Thought Leadership & Blogs

Risk and Compliance in 2021: Simpler. Easier. Quicker

Written by Shireen Fernandez | Jan 29, 2021

One may argue that risk and compliance isn’t simple, but rather both complex and complicated.

In today’s world environment when so many things are up in the air with much unpredictability, simplification is key for success in execution.

 

What makes risk and compliance complex and complicated?

Over the years, I have read various studies claiming that people tend to overestimate their ability to influence events that, in fact, are heavily determined by chance. We tend to be overconfident about the accuracy of our forecasts and risk assessments and far too narrow in our assessment of the range of outcomes that may occur.

We also anchor our estimates to readily available evidence despite the known danger of making linear extrapolations from recent history to a highly uncertain and variable future. We often compound this problem with a confirmation bias, which drives us to favour information that supports our positions (successes) and suppress information that contradicts them (failures). 

We typically manage our regulatory compliance using a long list of obligations from a plethora of regulations that is difficult to associate to an organisation’s systems and processes. Any adjustments to existing systems, processes or regulations sees a tectonic shift that then takes a massive effort to coordinate and manage.

 

Can risk and compliance be made easier?

One of the most prominent messages over the last couple of years since the Banking Royal Commission is the need for a risk-based approach to regulatory compliance.
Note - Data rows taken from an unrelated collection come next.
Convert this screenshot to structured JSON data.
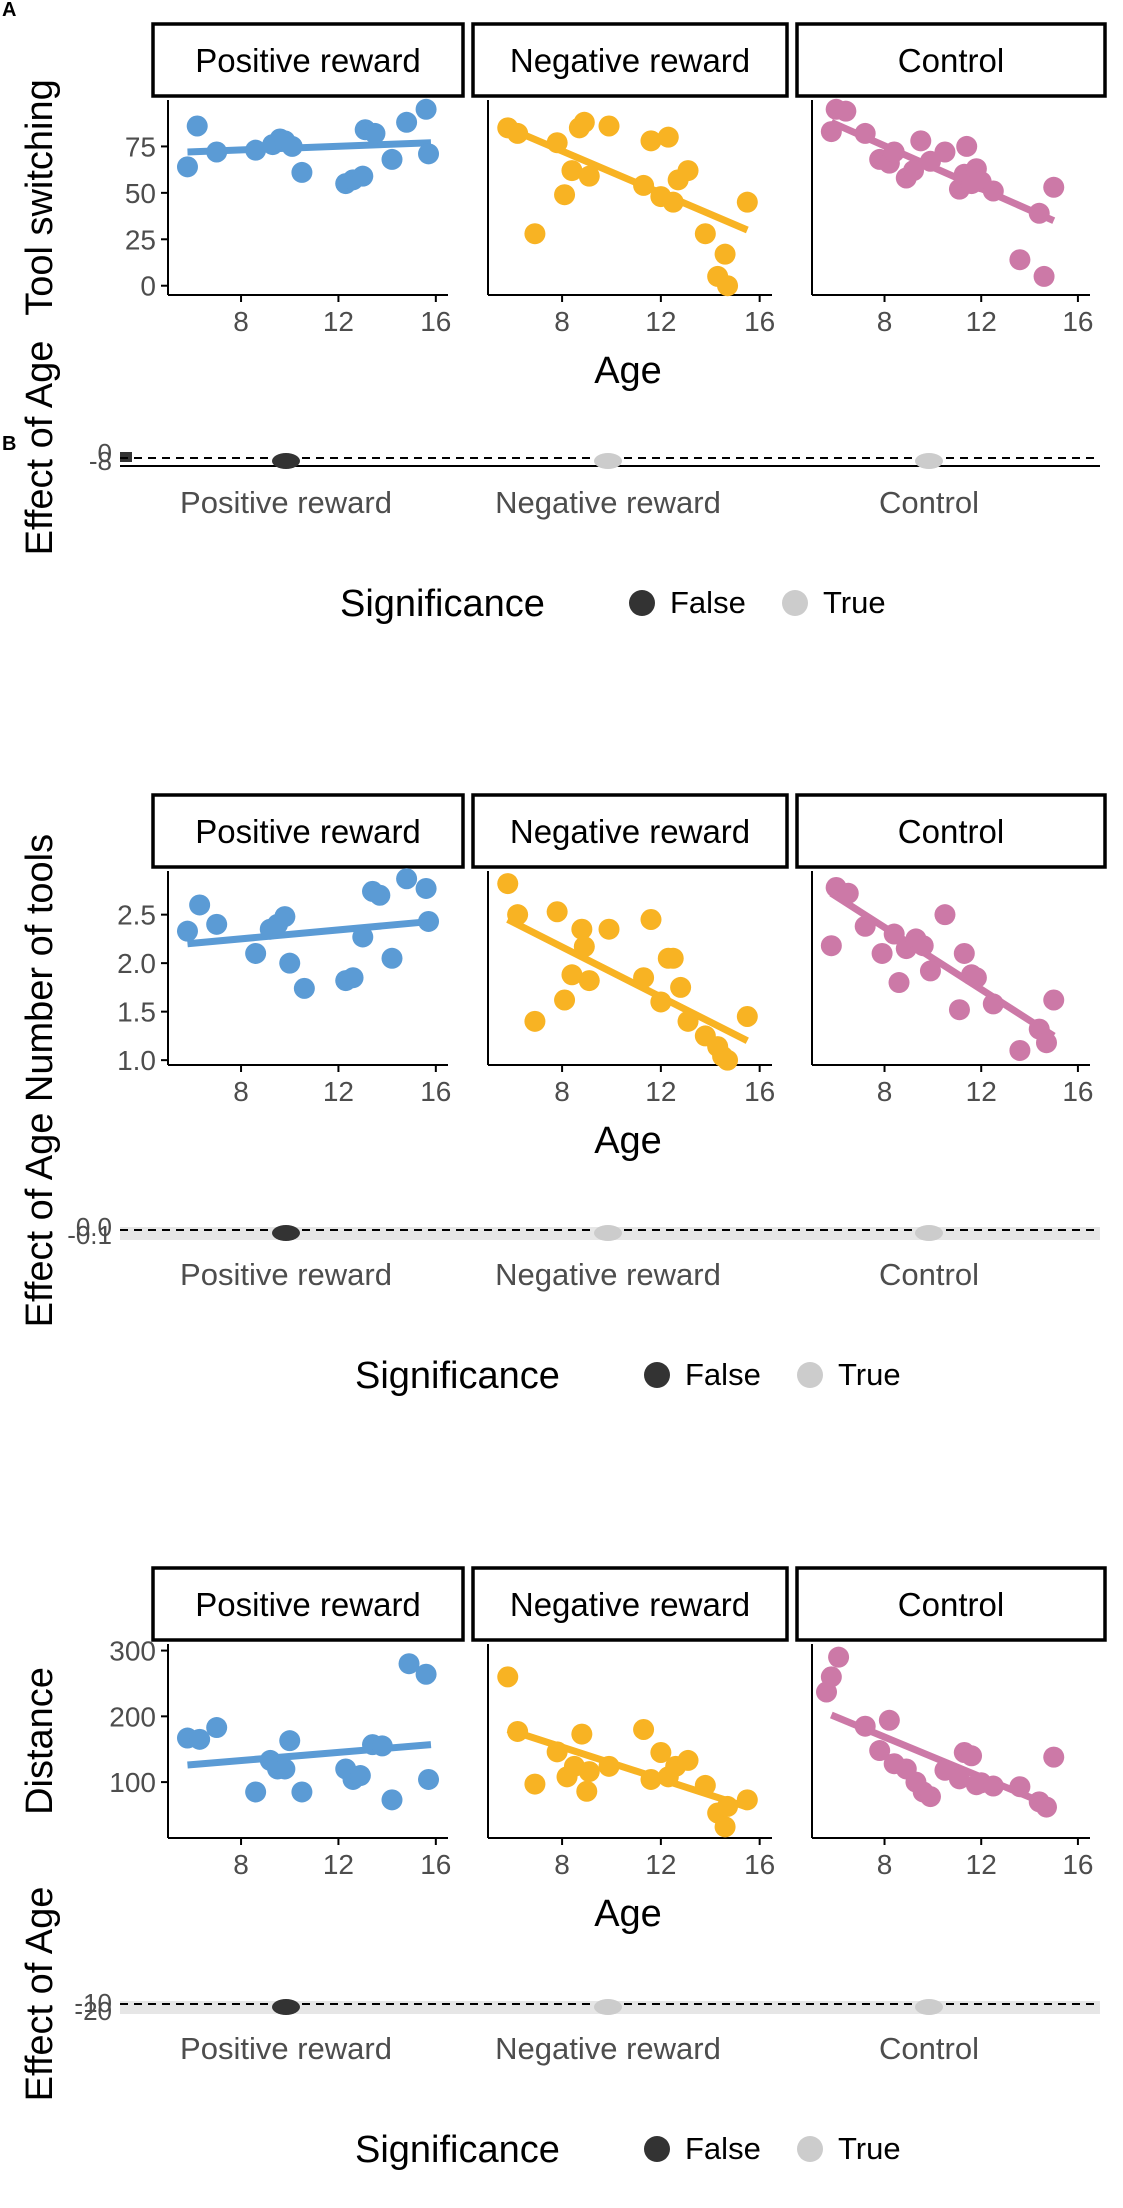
{
  "panel_labels": {
    "a": "A",
    "b": "B"
  },
  "colors": {
    "positive": "#5B9BD5",
    "negative": "#F8B323",
    "control": "#CC79A7",
    "sig_false": "#333333",
    "sig_true": "#CCCCCC"
  },
  "legend": {
    "title": "Significance",
    "false_label": "False",
    "true_label": "True"
  },
  "chart_data": [
    {
      "type": "scatter",
      "ylabel": "Tool switching",
      "xlabel": "Age",
      "xlim": [
        5,
        16.5
      ],
      "ylim": [
        -5,
        100
      ],
      "xticks": [
        8,
        12,
        16
      ],
      "yticks": [
        0,
        25,
        50,
        75
      ],
      "facets": [
        {
          "name": "Positive reward",
          "color": "#5B9BD5",
          "points": [
            [
              5.8,
              64
            ],
            [
              6.2,
              86
            ],
            [
              7.0,
              72
            ],
            [
              8.6,
              73
            ],
            [
              9.3,
              76
            ],
            [
              9.6,
              79
            ],
            [
              9.8,
              78
            ],
            [
              10.1,
              75
            ],
            [
              10.5,
              61
            ],
            [
              12.3,
              55
            ],
            [
              12.6,
              57
            ],
            [
              13.0,
              59
            ],
            [
              13.1,
              84
            ],
            [
              13.5,
              82
            ],
            [
              14.2,
              68
            ],
            [
              14.8,
              88
            ],
            [
              15.6,
              95
            ],
            [
              15.7,
              71
            ]
          ],
          "fit": [
            [
              5.8,
              72
            ],
            [
              15.8,
              77
            ]
          ]
        },
        {
          "name": "Negative reward",
          "color": "#F8B323",
          "points": [
            [
              5.8,
              85
            ],
            [
              6.2,
              82
            ],
            [
              6.9,
              28
            ],
            [
              7.8,
              77
            ],
            [
              8.1,
              49
            ],
            [
              8.4,
              62
            ],
            [
              8.7,
              85
            ],
            [
              8.9,
              88
            ],
            [
              9.1,
              59
            ],
            [
              9.9,
              86
            ],
            [
              11.3,
              54
            ],
            [
              11.6,
              78
            ],
            [
              12.0,
              48
            ],
            [
              12.3,
              80
            ],
            [
              12.5,
              45
            ],
            [
              12.7,
              57
            ],
            [
              13.1,
              62
            ],
            [
              13.8,
              28
            ],
            [
              14.3,
              5
            ],
            [
              14.6,
              17
            ],
            [
              14.7,
              0
            ],
            [
              15.5,
              45
            ]
          ],
          "fit": [
            [
              5.8,
              85
            ],
            [
              15.5,
              30
            ]
          ]
        },
        {
          "name": "Control",
          "color": "#CC79A7",
          "points": [
            [
              5.8,
              83
            ],
            [
              6.0,
              95
            ],
            [
              6.4,
              94
            ],
            [
              7.2,
              82
            ],
            [
              7.8,
              68
            ],
            [
              8.2,
              66
            ],
            [
              8.4,
              72
            ],
            [
              8.9,
              58
            ],
            [
              9.2,
              62
            ],
            [
              9.5,
              78
            ],
            [
              9.9,
              67
            ],
            [
              10.5,
              72
            ],
            [
              11.1,
              52
            ],
            [
              11.3,
              60
            ],
            [
              11.4,
              75
            ],
            [
              11.6,
              55
            ],
            [
              11.8,
              63
            ],
            [
              12.0,
              56
            ],
            [
              12.5,
              51
            ],
            [
              13.6,
              14
            ],
            [
              14.4,
              39
            ],
            [
              14.6,
              5
            ],
            [
              15.0,
              53
            ]
          ],
          "fit": [
            [
              5.8,
              88
            ],
            [
              15.0,
              35
            ]
          ]
        }
      ],
      "effect": {
        "ylabel": "Effect of Age",
        "tick_labels": [
          "0",
          "-8"
        ],
        "categories": [
          "Positive reward",
          "Negative reward",
          "Control"
        ],
        "significant": [
          false,
          true,
          true
        ]
      }
    },
    {
      "type": "scatter",
      "ylabel": "Number of tools",
      "xlabel": "Age",
      "xlim": [
        5,
        16.5
      ],
      "ylim": [
        0.95,
        2.95
      ],
      "xticks": [
        8,
        12,
        16
      ],
      "yticks": [
        1.0,
        1.5,
        2.0,
        2.5
      ],
      "ytick_labels": [
        "1.0",
        "1.5",
        "2.0",
        "2.5"
      ],
      "facets": [
        {
          "name": "Positive reward",
          "color": "#5B9BD5",
          "points": [
            [
              5.8,
              2.33
            ],
            [
              6.3,
              2.6
            ],
            [
              7.0,
              2.4
            ],
            [
              8.6,
              2.1
            ],
            [
              9.2,
              2.35
            ],
            [
              9.5,
              2.4
            ],
            [
              9.8,
              2.48
            ],
            [
              10.0,
              2.0
            ],
            [
              10.6,
              1.74
            ],
            [
              12.3,
              1.82
            ],
            [
              12.6,
              1.85
            ],
            [
              13.0,
              2.27
            ],
            [
              13.4,
              2.74
            ],
            [
              13.7,
              2.7
            ],
            [
              14.2,
              2.05
            ],
            [
              14.8,
              2.87
            ],
            [
              15.6,
              2.77
            ],
            [
              15.7,
              2.43
            ]
          ],
          "fit": [
            [
              5.8,
              2.2
            ],
            [
              15.8,
              2.43
            ]
          ]
        },
        {
          "name": "Negative reward",
          "color": "#F8B323",
          "points": [
            [
              5.8,
              2.82
            ],
            [
              6.2,
              2.5
            ],
            [
              6.9,
              1.4
            ],
            [
              7.8,
              2.53
            ],
            [
              8.1,
              1.62
            ],
            [
              8.4,
              1.88
            ],
            [
              8.8,
              2.35
            ],
            [
              8.9,
              2.17
            ],
            [
              9.1,
              1.82
            ],
            [
              9.9,
              2.35
            ],
            [
              11.3,
              1.85
            ],
            [
              11.6,
              2.45
            ],
            [
              12.0,
              1.6
            ],
            [
              12.3,
              2.05
            ],
            [
              12.5,
              2.05
            ],
            [
              12.8,
              1.75
            ],
            [
              13.1,
              1.4
            ],
            [
              13.8,
              1.25
            ],
            [
              14.3,
              1.14
            ],
            [
              14.5,
              1.04
            ],
            [
              14.7,
              1.0
            ],
            [
              15.5,
              1.45
            ]
          ],
          "fit": [
            [
              5.8,
              2.45
            ],
            [
              15.5,
              1.2
            ]
          ]
        },
        {
          "name": "Control",
          "color": "#CC79A7",
          "points": [
            [
              5.8,
              2.18
            ],
            [
              6.0,
              2.78
            ],
            [
              6.5,
              2.72
            ],
            [
              7.2,
              2.38
            ],
            [
              7.9,
              2.1
            ],
            [
              8.4,
              2.3
            ],
            [
              8.6,
              1.8
            ],
            [
              8.9,
              2.15
            ],
            [
              9.3,
              2.25
            ],
            [
              9.6,
              2.18
            ],
            [
              9.9,
              1.92
            ],
            [
              10.5,
              2.5
            ],
            [
              11.1,
              1.52
            ],
            [
              11.3,
              2.1
            ],
            [
              11.6,
              1.88
            ],
            [
              11.8,
              1.85
            ],
            [
              12.5,
              1.58
            ],
            [
              13.6,
              1.1
            ],
            [
              14.4,
              1.32
            ],
            [
              14.7,
              1.18
            ],
            [
              15.0,
              1.62
            ]
          ],
          "fit": [
            [
              5.8,
              2.72
            ],
            [
              15.0,
              1.25
            ]
          ]
        }
      ],
      "effect": {
        "ylabel": "Effect of Age",
        "tick_labels": [
          "0.0",
          "-0.1"
        ],
        "categories": [
          "Positive reward",
          "Negative reward",
          "Control"
        ],
        "significant": [
          false,
          true,
          true
        ]
      }
    },
    {
      "type": "scatter",
      "ylabel": "Distance",
      "xlabel": "Age",
      "xlim": [
        5,
        16.5
      ],
      "ylim": [
        15,
        310
      ],
      "xticks": [
        8,
        12,
        16
      ],
      "yticks": [
        100,
        200,
        300
      ],
      "facets": [
        {
          "name": "Positive reward",
          "color": "#5B9BD5",
          "points": [
            [
              5.8,
              167
            ],
            [
              6.3,
              165
            ],
            [
              7.0,
              183
            ],
            [
              8.6,
              85
            ],
            [
              9.2,
              133
            ],
            [
              9.5,
              120
            ],
            [
              9.8,
              120
            ],
            [
              10.0,
              163
            ],
            [
              10.5,
              85
            ],
            [
              12.3,
              120
            ],
            [
              12.6,
              104
            ],
            [
              12.9,
              110
            ],
            [
              13.4,
              157
            ],
            [
              13.8,
              155
            ],
            [
              14.2,
              73
            ],
            [
              14.9,
              280
            ],
            [
              15.6,
              264
            ],
            [
              15.7,
              104
            ]
          ],
          "fit": [
            [
              5.8,
              126
            ],
            [
              15.8,
              157
            ]
          ]
        },
        {
          "name": "Negative reward",
          "color": "#F8B323",
          "points": [
            [
              5.8,
              260
            ],
            [
              6.2,
              177
            ],
            [
              6.9,
              97
            ],
            [
              7.8,
              146
            ],
            [
              8.2,
              108
            ],
            [
              8.5,
              124
            ],
            [
              8.8,
              173
            ],
            [
              9.0,
              86
            ],
            [
              9.1,
              116
            ],
            [
              9.9,
              124
            ],
            [
              11.3,
              180
            ],
            [
              11.6,
              104
            ],
            [
              12.0,
              145
            ],
            [
              12.3,
              108
            ],
            [
              12.6,
              124
            ],
            [
              13.1,
              133
            ],
            [
              13.8,
              95
            ],
            [
              14.3,
              53
            ],
            [
              14.6,
              32
            ],
            [
              14.7,
              63
            ],
            [
              15.5,
              73
            ]
          ],
          "fit": [
            [
              5.8,
              180
            ],
            [
              15.5,
              62
            ]
          ]
        },
        {
          "name": "Control",
          "color": "#CC79A7",
          "points": [
            [
              5.6,
              237
            ],
            [
              5.8,
              260
            ],
            [
              6.1,
              290
            ],
            [
              7.2,
              185
            ],
            [
              7.8,
              148
            ],
            [
              8.2,
              194
            ],
            [
              8.4,
              128
            ],
            [
              8.9,
              120
            ],
            [
              9.3,
              100
            ],
            [
              9.6,
              85
            ],
            [
              9.9,
              78
            ],
            [
              10.5,
              118
            ],
            [
              11.1,
              105
            ],
            [
              11.3,
              145
            ],
            [
              11.6,
              140
            ],
            [
              11.8,
              96
            ],
            [
              12.0,
              99
            ],
            [
              12.5,
              94
            ],
            [
              13.6,
              93
            ],
            [
              14.4,
              70
            ],
            [
              14.7,
              62
            ],
            [
              15.0,
              138
            ]
          ],
          "fit": [
            [
              5.8,
              202
            ],
            [
              15.0,
              62
            ]
          ]
        }
      ],
      "effect": {
        "ylabel": "Effect of Age",
        "tick_labels": [
          "-10",
          "-20"
        ],
        "categories": [
          "Positive reward",
          "Negative reward",
          "Control"
        ],
        "significant": [
          false,
          true,
          true
        ]
      }
    }
  ]
}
This means identifying and assessing any risks associated with non-compliance to obligations, i.e. the importance of the compliance obligations that have been breached, conduct in the context of the breach and following the breach and the impact of the breach. Managing events and aligning them to compliance, legal and regulatory risks is vital to have the right conversations at executive and board levels.

 

Whilst a compliance-based risk approach is effective for preventable risks, strategic and external risks need a different approach. Strategic risk taking is desirable for the organisation's growth and external risk management requires detailed senior executive conversations. Having said that, all three categories are known risks – meaning that a great deal of the risks we manage we already know of, or have experienced along with standard controls that can be used to mitigate.

 

Using standardised risks and controls get the ball rolling faster and more efficiently. This reduces the effort that goes into interpretation, effective communication, systems integration and related skill building along with reducing bias. This leaves us with sufficient headspace to manage the unknown unknown when they arise.

 

Use automation to keep abreast of regulatory changes and keep informed of events around the world. In the past, most risks were not identified let alone managed and mitigated as the awareness associated to consequences and practical application is almost always missing.

 

How else can risk and compliance be quicker?

In today’s social media age, risk information is available at your fingertips to easily digest and transform risk and compliance culture. Also, automated linkage of responsibilities to regulations, internal control frameworks and further into operational systems carries the promise of enabling faster response times with much less effort for every regulatory change.

 

An integrated view of risks, policies, procedures, regulations, controls framework to responsibilities and accountabilities is needed to prepare for Financial Accountability Regime (FAR). Further, new age automation technologies are largely AI-driven and heavily reliant on accurate data. For example, anti-money laundering as well as transaction processing are both done post-facto.

 

Instead, a proactive approach allows real-time client alerting on payments providing the ability to question in-flight transactions. Data collection has traditionally been an afterthought. Instead, the use of automation to match data to key risk indicators and risk appetites will enable timely and simpler decision making.

 

Implementing a "standardised risks" risk-based approach to regulatory compliance, automation and data harvesting will significantly help manage the challenge of balancing budgets in the wake of ever-increasing compliance costs and dealing with a high volume of regulatory change expected in 2021 - therefore, making all things risk and compliance simpler, easier and quicker.

 

 

2021 will be the year of risk & compliance - there is no better time to start!